Todos los años, cual mito fundacional que se reitera para que el mundo siga andando, los medios nos deleitan con notas que prometen la receta para llegar espléndide al verano. Como el feminismo y el activismo por la diversidad corporal se han vuelto virales, suelen añadir el adjetivo “saludable” a su caracterización del cuerpo ideal, delgado y fibroso, único tipo corporal que merece aparecer con poca ropa. Ya nadie usa la palabra “régimen” ni cuenta calorías: hace tiempo que la industria de la dieta ha eliminado ese significante constitutivo. Se ha cambiado el elemento disciplinario por el impreciso “cuidarse”, más afín al emprendedorismo y la meritocracia de la gobernanza neoliberal y sus magropolíticas. Así, se cuida la salud o se aspira a eso para cumplir con la expectativa y exigencia de delgadez. La fantasía que se explota es, sin embargo, la misma que animaba a nuestras madres o abuelas a atiborrarse de anfetaminas para adelgazar: la promesa de un futuro donde ya no seamos gordes, fofes o tengamos celulitis. Un futuro donde, esfuerzo mediante, la malla y la ropa ligera puedan lucirse sin complejos, atrayendo miradas de deseo y no ya de repulsión.

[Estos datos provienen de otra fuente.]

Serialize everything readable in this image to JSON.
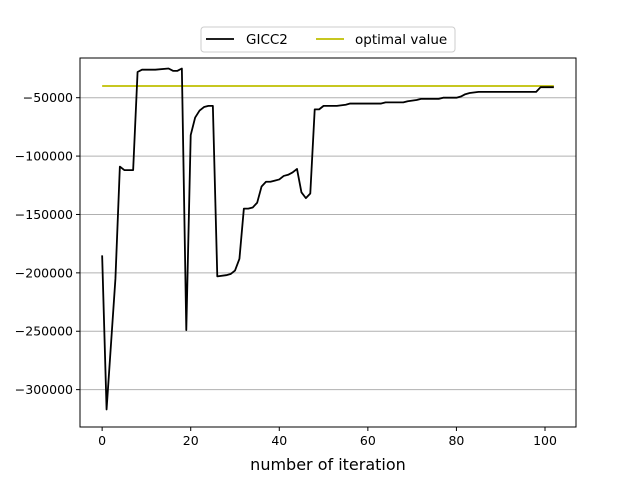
{
  "chart_data": {
    "type": "line",
    "title": "",
    "xlabel": "number of iteration",
    "ylabel": "",
    "xlim": [
      -5,
      107
    ],
    "ylim": [
      -332000,
      -16000
    ],
    "x_ticks": [
      0,
      20,
      40,
      60,
      80,
      100
    ],
    "y_ticks": [
      -300000,
      -250000,
      -200000,
      -150000,
      -100000,
      -50000
    ],
    "x_tick_labels": [
      "0",
      "20",
      "40",
      "60",
      "80",
      "100"
    ],
    "y_tick_labels": [
      "−300000",
      "−250000",
      "−200000",
      "−150000",
      "−100000",
      "−50000"
    ],
    "grid": "horizontal",
    "legend_position": "top-center",
    "series": [
      {
        "name": "GICC2",
        "color": "#000000",
        "x": [
          0,
          1,
          3,
          4,
          5,
          7,
          8,
          9,
          12,
          15,
          16,
          17,
          18,
          19,
          20,
          21,
          22,
          23,
          24,
          25,
          26,
          28,
          29,
          30,
          31,
          32,
          33,
          34,
          35,
          36,
          37,
          38,
          39,
          40,
          41,
          42,
          43,
          44,
          45,
          46,
          47,
          48,
          49,
          50,
          53,
          55,
          56,
          60,
          63,
          64,
          68,
          69,
          71,
          72,
          76,
          77,
          80,
          81,
          82,
          83,
          85,
          88,
          92,
          96,
          98,
          99,
          100,
          101,
          102
        ],
        "y": [
          -185000,
          -317000,
          -205000,
          -109000,
          -112000,
          -112000,
          -28000,
          -26000,
          -26000,
          -25000,
          -27000,
          -27000,
          -25000,
          -249000,
          -82000,
          -67000,
          -61000,
          -58000,
          -57000,
          -57000,
          -203000,
          -202000,
          -201000,
          -198000,
          -188000,
          -145000,
          -145000,
          -144000,
          -140000,
          -126000,
          -122000,
          -122000,
          -121000,
          -120000,
          -117000,
          -116000,
          -114000,
          -111000,
          -131000,
          -136000,
          -132000,
          -60000,
          -60000,
          -57000,
          -57000,
          -56000,
          -55000,
          -55000,
          -55000,
          -54000,
          -54000,
          -53000,
          -52000,
          -51000,
          -51000,
          -50000,
          -50000,
          -49000,
          -47000,
          -46000,
          -45000,
          -45000,
          -45000,
          -45000,
          -45000,
          -41000,
          -41000,
          -41000,
          -41000
        ]
      },
      {
        "name": "optimal value",
        "color": "#bfbf00",
        "x": [
          0,
          102
        ],
        "y": [
          -40000,
          -40000
        ]
      }
    ]
  }
}
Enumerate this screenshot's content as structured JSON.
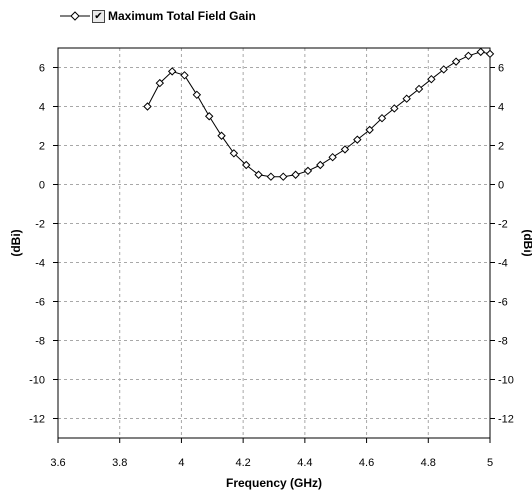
{
  "chart_data": {
    "type": "line",
    "legend": {
      "label": "Maximum Total Field Gain",
      "checked": true,
      "checkmark": "✔",
      "placement": "top-left"
    },
    "xlabel": "Frequency (GHz)",
    "ylabel_left": "(dBi)",
    "ylabel_right": "(dBi)",
    "xlim": [
      3.6,
      5.0
    ],
    "ylim": [
      -13,
      7
    ],
    "xticks": [
      3.6,
      3.8,
      4.0,
      4.2,
      4.4,
      4.6,
      4.8,
      5.0
    ],
    "xtick_labels": [
      "3.6",
      "3.8",
      "4",
      "4.2",
      "4.4",
      "4.6",
      "4.8",
      "5"
    ],
    "yticks": [
      6,
      4,
      2,
      0,
      -2,
      -4,
      -6,
      -8,
      -10,
      -12
    ],
    "ytick_labels": [
      "6",
      "4",
      "2",
      "0",
      "-2",
      "-4",
      "-6",
      "-8",
      "-10",
      "-12"
    ],
    "grid": true,
    "line_color": "#000000",
    "marker": "diamond-open",
    "series": [
      {
        "name": "Maximum Total Field Gain",
        "x": [
          3.89,
          3.93,
          3.97,
          4.01,
          4.05,
          4.09,
          4.13,
          4.17,
          4.21,
          4.25,
          4.29,
          4.33,
          4.37,
          4.41,
          4.45,
          4.49,
          4.53,
          4.57,
          4.61,
          4.65,
          4.69,
          4.73,
          4.77,
          4.81,
          4.85,
          4.89,
          4.93,
          4.97,
          5.0
        ],
        "y": [
          4.0,
          5.2,
          5.8,
          5.6,
          4.6,
          3.5,
          2.5,
          1.6,
          1.0,
          0.5,
          0.4,
          0.4,
          0.5,
          0.7,
          1.0,
          1.4,
          1.8,
          2.3,
          2.8,
          3.4,
          3.9,
          4.4,
          4.9,
          5.4,
          5.9,
          6.3,
          6.6,
          6.8,
          6.7
        ]
      }
    ]
  }
}
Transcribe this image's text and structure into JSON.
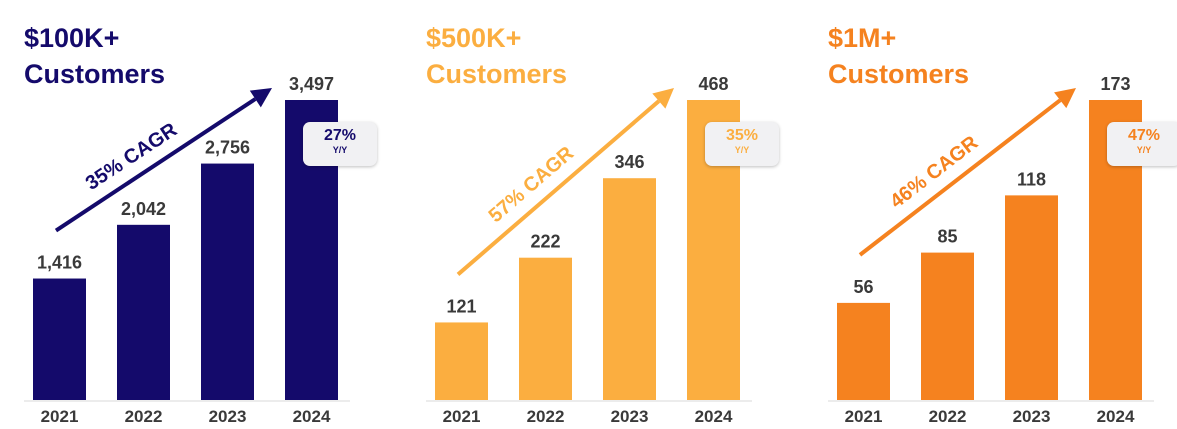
{
  "chart_data": [
    {
      "type": "bar",
      "title": "$100K+",
      "subtitle": "Customers",
      "categories": [
        "2021",
        "2022",
        "2023",
        "2024"
      ],
      "values": [
        1416,
        2042,
        2756,
        3497
      ],
      "value_labels": [
        "1,416",
        "2,042",
        "2,756",
        "3,497"
      ],
      "cagr_label": "35% CAGR",
      "yoy_value": "27%",
      "yoy_unit": "Y/Y",
      "color": "#140a6b",
      "title_color": "#140a6b",
      "yoy_color": "#140a6b"
    },
    {
      "type": "bar",
      "title": "$500K+",
      "subtitle": "Customers",
      "categories": [
        "2021",
        "2022",
        "2023",
        "2024"
      ],
      "values": [
        121,
        222,
        346,
        468
      ],
      "value_labels": [
        "121",
        "222",
        "346",
        "468"
      ],
      "cagr_label": "57% CAGR",
      "yoy_value": "35%",
      "yoy_unit": "Y/Y",
      "color": "#fbae40",
      "title_color": "#fbae40",
      "yoy_color": "#fbae40"
    },
    {
      "type": "bar",
      "title": "$1M+",
      "subtitle": "Customers",
      "categories": [
        "2021",
        "2022",
        "2023",
        "2024"
      ],
      "values": [
        56,
        85,
        118,
        173
      ],
      "value_labels": [
        "56",
        "85",
        "118",
        "173"
      ],
      "cagr_label": "46% CAGR",
      "yoy_value": "47%",
      "yoy_unit": "Y/Y",
      "color": "#f5821f",
      "title_color": "#f5821f",
      "yoy_color": "#f5821f"
    }
  ]
}
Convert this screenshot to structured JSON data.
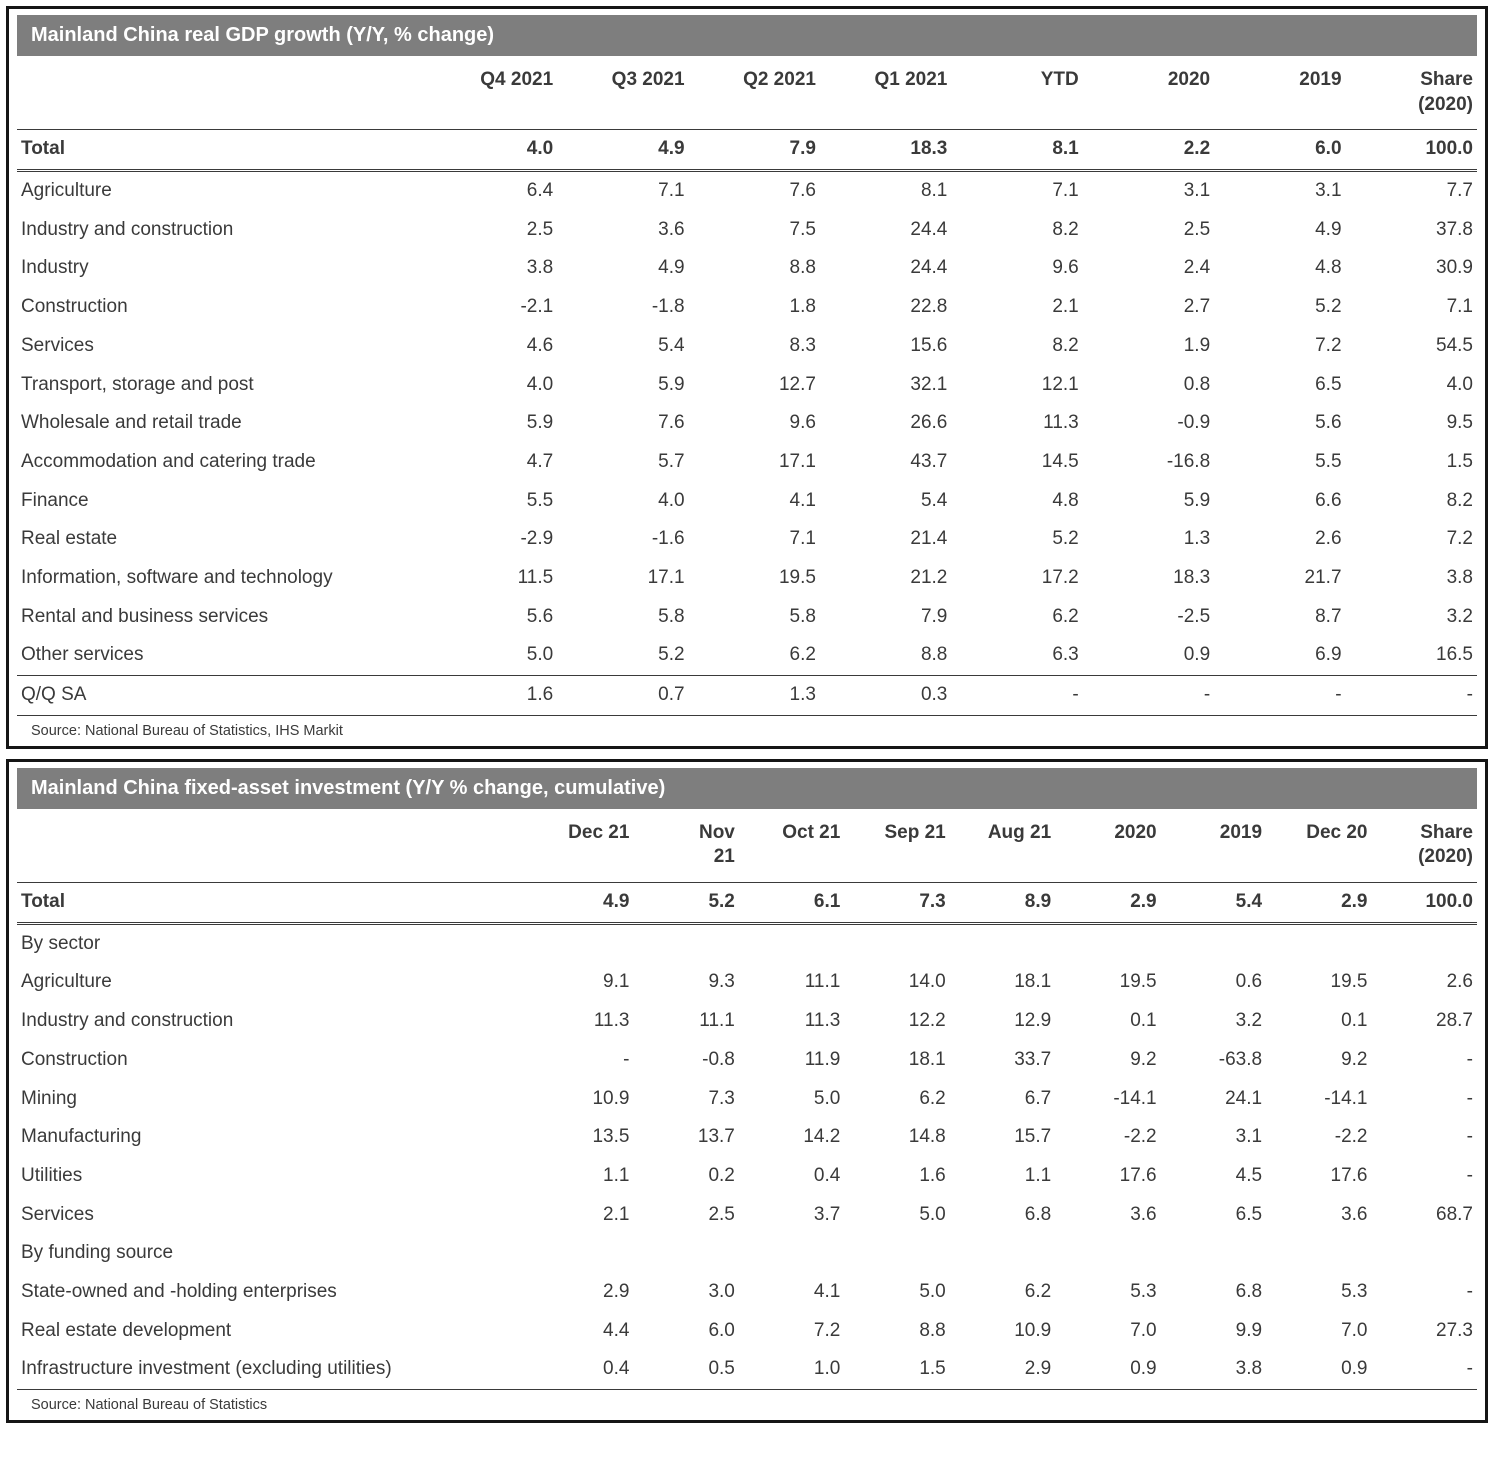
{
  "colors": {
    "title_bar": "#7e7e7e",
    "title_text": "#ffffff",
    "body_text": "#3a3a3a",
    "rule": "#3a3a3a"
  },
  "chart_data": [
    {
      "type": "table",
      "title": "Mainland China real GDP growth (Y/Y, % change)",
      "source": "Source: National Bureau of Statistics, IHS Markit",
      "dash_align": "left",
      "columns": [
        "Q4 2021",
        "Q3 2021",
        "Q2 2021",
        "Q1 2021",
        "YTD",
        "2020",
        "2019",
        "Share\n(2020)"
      ],
      "rows": [
        {
          "label": "Total",
          "indent": 0,
          "total": true,
          "values": [
            "4.0",
            "4.9",
            "7.9",
            "18.3",
            "8.1",
            "2.2",
            "6.0",
            "100.0"
          ]
        },
        {
          "label": "Agriculture",
          "indent": 1,
          "values": [
            "6.4",
            "7.1",
            "7.6",
            "8.1",
            "7.1",
            "3.1",
            "3.1",
            "7.7"
          ]
        },
        {
          "label": "Industry and construction",
          "indent": 1,
          "values": [
            "2.5",
            "3.6",
            "7.5",
            "24.4",
            "8.2",
            "2.5",
            "4.9",
            "37.8"
          ]
        },
        {
          "label": "Industry",
          "indent": 2,
          "values": [
            "3.8",
            "4.9",
            "8.8",
            "24.4",
            "9.6",
            "2.4",
            "4.8",
            "30.9"
          ]
        },
        {
          "label": "Construction",
          "indent": 2,
          "values": [
            "-2.1",
            "-1.8",
            "1.8",
            "22.8",
            "2.1",
            "2.7",
            "5.2",
            "7.1"
          ]
        },
        {
          "label": "Services",
          "indent": 1,
          "values": [
            "4.6",
            "5.4",
            "8.3",
            "15.6",
            "8.2",
            "1.9",
            "7.2",
            "54.5"
          ]
        },
        {
          "label": "Transport, storage and post",
          "indent": 2,
          "values": [
            "4.0",
            "5.9",
            "12.7",
            "32.1",
            "12.1",
            "0.8",
            "6.5",
            "4.0"
          ]
        },
        {
          "label": "Wholesale and retail trade",
          "indent": 2,
          "values": [
            "5.9",
            "7.6",
            "9.6",
            "26.6",
            "11.3",
            "-0.9",
            "5.6",
            "9.5"
          ]
        },
        {
          "label": "Accommodation and catering trade",
          "indent": 2,
          "values": [
            "4.7",
            "5.7",
            "17.1",
            "43.7",
            "14.5",
            "-16.8",
            "5.5",
            "1.5"
          ]
        },
        {
          "label": "Finance",
          "indent": 2,
          "values": [
            "5.5",
            "4.0",
            "4.1",
            "5.4",
            "4.8",
            "5.9",
            "6.6",
            "8.2"
          ]
        },
        {
          "label": "Real estate",
          "indent": 2,
          "values": [
            "-2.9",
            "-1.6",
            "7.1",
            "21.4",
            "5.2",
            "1.3",
            "2.6",
            "7.2"
          ]
        },
        {
          "label": "Information, software and technology",
          "indent": 2,
          "values": [
            "11.5",
            "17.1",
            "19.5",
            "21.2",
            "17.2",
            "18.3",
            "21.7",
            "3.8"
          ]
        },
        {
          "label": "Rental and business services",
          "indent": 2,
          "values": [
            "5.6",
            "5.8",
            "5.8",
            "7.9",
            "6.2",
            "-2.5",
            "8.7",
            "3.2"
          ]
        },
        {
          "label": "Other services",
          "indent": 2,
          "values": [
            "5.0",
            "5.2",
            "6.2",
            "8.8",
            "6.3",
            "0.9",
            "6.9",
            "16.5"
          ]
        },
        {
          "label": "Q/Q SA",
          "indent": 0,
          "rule_above": true,
          "values": [
            "1.6",
            "0.7",
            "1.3",
            "0.3",
            "-",
            "-",
            "-",
            "-"
          ]
        }
      ]
    },
    {
      "type": "table",
      "title": "Mainland China fixed-asset investment (Y/Y % change, cumulative)",
      "source": "Source: National Bureau of Statistics",
      "dash_align": "right",
      "columns": [
        "Dec 21",
        "Nov\n21",
        "Oct 21",
        "Sep 21",
        "Aug 21",
        "2020",
        "2019",
        "Dec 20",
        "Share\n(2020)"
      ],
      "rows": [
        {
          "label": "Total",
          "indent": 0,
          "total": true,
          "values": [
            "4.9",
            "5.2",
            "6.1",
            "7.3",
            "8.9",
            "2.9",
            "5.4",
            "2.9",
            "100.0"
          ]
        },
        {
          "label": "By sector",
          "indent": 0,
          "section": true
        },
        {
          "label": "Agriculture",
          "indent": 1,
          "values": [
            "9.1",
            "9.3",
            "11.1",
            "14.0",
            "18.1",
            "19.5",
            "0.6",
            "19.5",
            "2.6"
          ]
        },
        {
          "label": "Industry and construction",
          "indent": 1,
          "values": [
            "11.3",
            "11.1",
            "11.3",
            "12.2",
            "12.9",
            "0.1",
            "3.2",
            "0.1",
            "28.7"
          ]
        },
        {
          "label": "Construction",
          "indent": 1,
          "values": [
            "-",
            "-0.8",
            "11.9",
            "18.1",
            "33.7",
            "9.2",
            "-63.8",
            "9.2",
            "-"
          ]
        },
        {
          "label": "Mining",
          "indent": 1,
          "values": [
            "10.9",
            "7.3",
            "5.0",
            "6.2",
            "6.7",
            "-14.1",
            "24.1",
            "-14.1",
            "-"
          ]
        },
        {
          "label": "Manufacturing",
          "indent": 1,
          "values": [
            "13.5",
            "13.7",
            "14.2",
            "14.8",
            "15.7",
            "-2.2",
            "3.1",
            "-2.2",
            "-"
          ]
        },
        {
          "label": "Utilities",
          "indent": 1,
          "values": [
            "1.1",
            "0.2",
            "0.4",
            "1.6",
            "1.1",
            "17.6",
            "4.5",
            "17.6",
            "-"
          ]
        },
        {
          "label": "Services",
          "indent": 1,
          "values": [
            "2.1",
            "2.5",
            "3.7",
            "5.0",
            "6.8",
            "3.6",
            "6.5",
            "3.6",
            "68.7"
          ]
        },
        {
          "label": "By funding source",
          "indent": 0,
          "section": true
        },
        {
          "label": "State-owned and -holding enterprises",
          "indent": 1,
          "values": [
            "2.9",
            "3.0",
            "4.1",
            "5.0",
            "6.2",
            "5.3",
            "6.8",
            "5.3",
            "-"
          ]
        },
        {
          "label": "Real estate development",
          "indent": 0,
          "values": [
            "4.4",
            "6.0",
            "7.2",
            "8.8",
            "10.9",
            "7.0",
            "9.9",
            "7.0",
            "27.3"
          ]
        },
        {
          "label": "Infrastructure investment (excluding utilities)",
          "indent": 0,
          "values": [
            "0.4",
            "0.5",
            "1.0",
            "1.5",
            "2.9",
            "0.9",
            "3.8",
            "0.9",
            "-"
          ]
        }
      ]
    }
  ]
}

Las promesas neoliberales nunca incluyen acabar con la opresión estructural, sino que venden un futuro donde, gracias a nuestra voluntad, alcanzamos el lugar de privilegio y no nos atacan más. En un mundo donde el racismo, el sexismo, el cisexismo, el capacitismo o el clasismo operan imbricados para que los derechos fundamentales sean menoscabados mediante violencia, estigma y discriminación, nos han hecho creer que el principal problema post fiestas somos nosotres, gordes irredimibles, que no cerramos la boca ni nos controlamos. Los discursos mediáticos y publicitarios explotan la asociación entre gordura y falta de salud. Lo que no dicen es que también moralizan la enfermedad -que se ha vuelto un estado corporal imposible, que puede conjurarse mediante buenos hábitos individuales-, castigando a aquellas que se suponen el resultado de malas elecciones de vida. Los discursos tecno científicos no son neutrales ni ajenos a este dispositivo de corporalidad, que es particularmente cruel con todas las formas de vida que se escapan a su moral de la buena forma. El discurso biomédico impregna las páginas de las revistas o las redes de les influencers que nos muestran sus estilos de vida saludables. La reprobación moral de ciertos cuerpos habla el lenguaje del racismo y del clasismo, tal como hemos aprendido con las activistas gordas originarias, marronas y chicanas. No es causal que el desborde de la grasa popular espante a la derecha mediática, que siempre ha odiado la carne desobediente e indisciplinada.

Cada verano, el movimiento por la autonomía corporal reedita el mismo chiste: para tener un cuerpo de verano sólo hace falta un cuerpo y una playa estival. Además de la playa, sueño con una Argentina unida donde ya no haya hambre ni malnutrición y donde ese éxito mayúsculo de gestión se muestre sin acudir a índices de “obesidad” y “sobrepeso”. Deseo que, a fuerza de reiterarse críticamente, ése sea nuestro nuevo mito fundacional.

*Feminista por la autonomía corporal, integrante del Taller Hacer la Vista Gorda.